The following example shows how to define and register a custom dataset loader for TSV files:

# my_plugin/dataset_loader_register.py
import pandas as pd
from pydantic import Field

from nat.builder.builder import EvalBuilder
from nat.builder.dataset_loader import DatasetLoaderInfo
from nat.cli.register_workflow import register_dataset_loader
from nat.data_models.dataset_handler import EvalDatasetBaseConfig


class EvalDatasetTsvConfig(EvalDatasetBaseConfig, name="tsv"):
    """Configuration for TSV dataset loader."""
    separator: str = Field(default="\t", description="Column separator character.")
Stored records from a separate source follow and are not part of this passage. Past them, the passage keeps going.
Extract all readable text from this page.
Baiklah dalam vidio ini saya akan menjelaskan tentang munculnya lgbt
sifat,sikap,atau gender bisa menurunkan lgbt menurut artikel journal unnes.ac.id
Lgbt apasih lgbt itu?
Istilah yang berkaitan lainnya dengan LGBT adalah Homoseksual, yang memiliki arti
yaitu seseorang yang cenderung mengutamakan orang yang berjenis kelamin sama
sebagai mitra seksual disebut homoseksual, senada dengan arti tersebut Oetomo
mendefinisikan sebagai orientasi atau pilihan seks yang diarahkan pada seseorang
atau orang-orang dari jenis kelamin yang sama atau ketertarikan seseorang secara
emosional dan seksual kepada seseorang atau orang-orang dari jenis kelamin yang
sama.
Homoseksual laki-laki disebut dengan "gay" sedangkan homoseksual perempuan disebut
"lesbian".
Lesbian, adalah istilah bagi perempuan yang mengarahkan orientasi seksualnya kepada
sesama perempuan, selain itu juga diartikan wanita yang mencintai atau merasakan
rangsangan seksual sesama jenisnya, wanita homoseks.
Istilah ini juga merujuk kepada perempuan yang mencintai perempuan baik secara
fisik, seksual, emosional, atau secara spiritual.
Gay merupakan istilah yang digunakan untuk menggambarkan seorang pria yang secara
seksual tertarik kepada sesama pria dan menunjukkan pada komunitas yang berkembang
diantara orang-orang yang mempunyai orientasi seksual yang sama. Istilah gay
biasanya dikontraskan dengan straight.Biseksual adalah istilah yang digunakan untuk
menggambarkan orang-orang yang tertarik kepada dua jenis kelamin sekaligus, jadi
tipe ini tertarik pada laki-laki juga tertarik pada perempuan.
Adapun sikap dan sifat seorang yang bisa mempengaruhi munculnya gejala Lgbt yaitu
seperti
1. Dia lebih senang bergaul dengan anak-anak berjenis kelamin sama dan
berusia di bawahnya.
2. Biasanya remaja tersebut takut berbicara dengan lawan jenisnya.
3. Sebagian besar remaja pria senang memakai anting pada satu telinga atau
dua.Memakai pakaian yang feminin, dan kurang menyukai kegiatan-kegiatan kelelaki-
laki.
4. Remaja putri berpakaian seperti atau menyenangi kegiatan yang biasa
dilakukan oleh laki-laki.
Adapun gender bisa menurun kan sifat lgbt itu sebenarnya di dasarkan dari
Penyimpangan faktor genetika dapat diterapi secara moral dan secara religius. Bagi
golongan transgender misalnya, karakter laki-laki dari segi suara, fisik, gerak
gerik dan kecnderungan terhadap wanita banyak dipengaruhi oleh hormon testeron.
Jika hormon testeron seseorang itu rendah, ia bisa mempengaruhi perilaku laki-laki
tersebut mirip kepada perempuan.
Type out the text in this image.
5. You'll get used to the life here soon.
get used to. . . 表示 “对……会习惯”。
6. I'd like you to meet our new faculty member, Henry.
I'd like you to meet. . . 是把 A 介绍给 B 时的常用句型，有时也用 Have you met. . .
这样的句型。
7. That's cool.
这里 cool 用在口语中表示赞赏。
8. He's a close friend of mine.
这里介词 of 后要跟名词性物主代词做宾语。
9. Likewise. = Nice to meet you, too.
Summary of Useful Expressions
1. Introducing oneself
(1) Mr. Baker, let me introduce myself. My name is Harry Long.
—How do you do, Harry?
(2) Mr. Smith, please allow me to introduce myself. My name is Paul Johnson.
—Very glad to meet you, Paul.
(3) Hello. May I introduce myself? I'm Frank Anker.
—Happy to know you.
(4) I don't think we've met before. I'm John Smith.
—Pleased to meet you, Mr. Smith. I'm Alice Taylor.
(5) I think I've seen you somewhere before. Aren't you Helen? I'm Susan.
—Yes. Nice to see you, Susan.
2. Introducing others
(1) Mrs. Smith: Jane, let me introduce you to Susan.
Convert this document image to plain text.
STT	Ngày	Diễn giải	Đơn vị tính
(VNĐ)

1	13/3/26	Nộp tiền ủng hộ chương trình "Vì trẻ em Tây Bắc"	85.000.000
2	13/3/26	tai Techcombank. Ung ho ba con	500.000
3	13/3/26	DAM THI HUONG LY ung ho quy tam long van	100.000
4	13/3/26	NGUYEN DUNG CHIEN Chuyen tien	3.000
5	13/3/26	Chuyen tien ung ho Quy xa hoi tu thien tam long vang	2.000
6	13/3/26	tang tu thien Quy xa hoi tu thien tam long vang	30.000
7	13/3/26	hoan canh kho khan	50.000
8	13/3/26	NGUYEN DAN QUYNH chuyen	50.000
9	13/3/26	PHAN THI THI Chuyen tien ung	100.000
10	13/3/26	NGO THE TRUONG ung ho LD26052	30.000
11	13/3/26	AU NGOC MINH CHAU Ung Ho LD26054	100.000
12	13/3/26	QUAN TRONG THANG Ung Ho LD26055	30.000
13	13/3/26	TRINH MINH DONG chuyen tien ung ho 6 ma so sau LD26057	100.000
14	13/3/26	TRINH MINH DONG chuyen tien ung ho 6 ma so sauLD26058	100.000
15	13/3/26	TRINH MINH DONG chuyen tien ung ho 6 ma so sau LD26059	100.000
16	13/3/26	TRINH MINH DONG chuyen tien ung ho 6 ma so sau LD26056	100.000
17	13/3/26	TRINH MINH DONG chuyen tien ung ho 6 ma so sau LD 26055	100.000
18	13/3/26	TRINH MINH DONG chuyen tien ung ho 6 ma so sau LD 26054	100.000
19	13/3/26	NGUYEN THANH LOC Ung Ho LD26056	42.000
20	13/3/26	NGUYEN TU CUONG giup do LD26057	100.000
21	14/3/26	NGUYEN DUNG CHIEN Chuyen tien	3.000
@register_dataset_loader(config_type=EvalDatasetTsvConfig)
async def register_tsv_dataset_loader(config: EvalDatasetTsvConfig, builder: EvalBuilder):
    """Register TSV dataset loader."""

    def load_tsv(file_path, **kwargs):
        return pd.read_csv(file_path, sep=config.separator, **kwargs)

    yield DatasetLoaderInfo(config=config, load_fn=load_tsv, description="TSV file dataset loader")
  • The EvalDatasetTsvConfig class extends EvalDatasetBaseConfig with the name="tsv" parameter, which sets the _type value used in YAML configuration files.
  • The register_tsv_dataset_loader function uses the @register_dataset_loader decorator to register the dataset loader with NeMo Agent Toolkit.
  • The function yields a DatasetLoaderInfo object, which binds the config, load function, and a human-readable description.

Understanding DatasetLoaderInfo

The DatasetLoaderInfo class contains the following fields:

  • config: The dataset loader configuration object (an instance of EvalDatasetBaseConfig or a subclass).
  • load_fn: A callable that takes a file path and optional keyword arguments and returns a pandas.DataFrame. This function is used by the evaluation framework to load the dataset.
  • description: A human-readable description of the dataset loader.

Importing for Registration

To ensure the dataset loader is registered at runtime, import the registration function in your project's register.py file -- even if the function is not called directly.

# my_plugin/register.py
from .dataset_loader_register import register_tsv_dataset_loader

Entry Point

Add an entry point in your pyproject.toml so that NeMo Agent Toolkit discovers the plugin automatically:

[project.entry-points.'nat.plugins']
my_plugin = "my_plugin.register"

Display All Dataset Loaders

To display all registered dataset loaders, run the following command:

nat info components -t dataset_loader

This will now display the custom dataset loader tsv in the list of dataset loaders.

Using the Custom Dataset Loader

Once registered, you can use the custom dataset loader in your evaluation configuration:

eval:
  general:
    dataset:
      _type: tsv
      file_path: <path to your file>
      separator: "\t"

The _type field specifies the dataset loader name. All fields defined in the configuration class are available as YAML keys.

Running the Evaluation

Run the evaluation using the standard command:

nat eval --config_file <path to file>

Built-in Dataset Loaders

The following dataset loaders are included with NeMo Agent Toolkit:

Type Description Load Function
json JSON file dataset pandas.read_json
jsonl JSON Lines file dataset Custom JSONL reader
csv CSV file dataset pandas.read_csv
parquet Parquet file dataset pandas.read_parquet
xls Excel file dataset pandas.read_excel
custom Custom parser function User-provided function via function config key

For more details on the built-in dataset formats and their configuration options, see the Using Datasets section in the evaluation guide.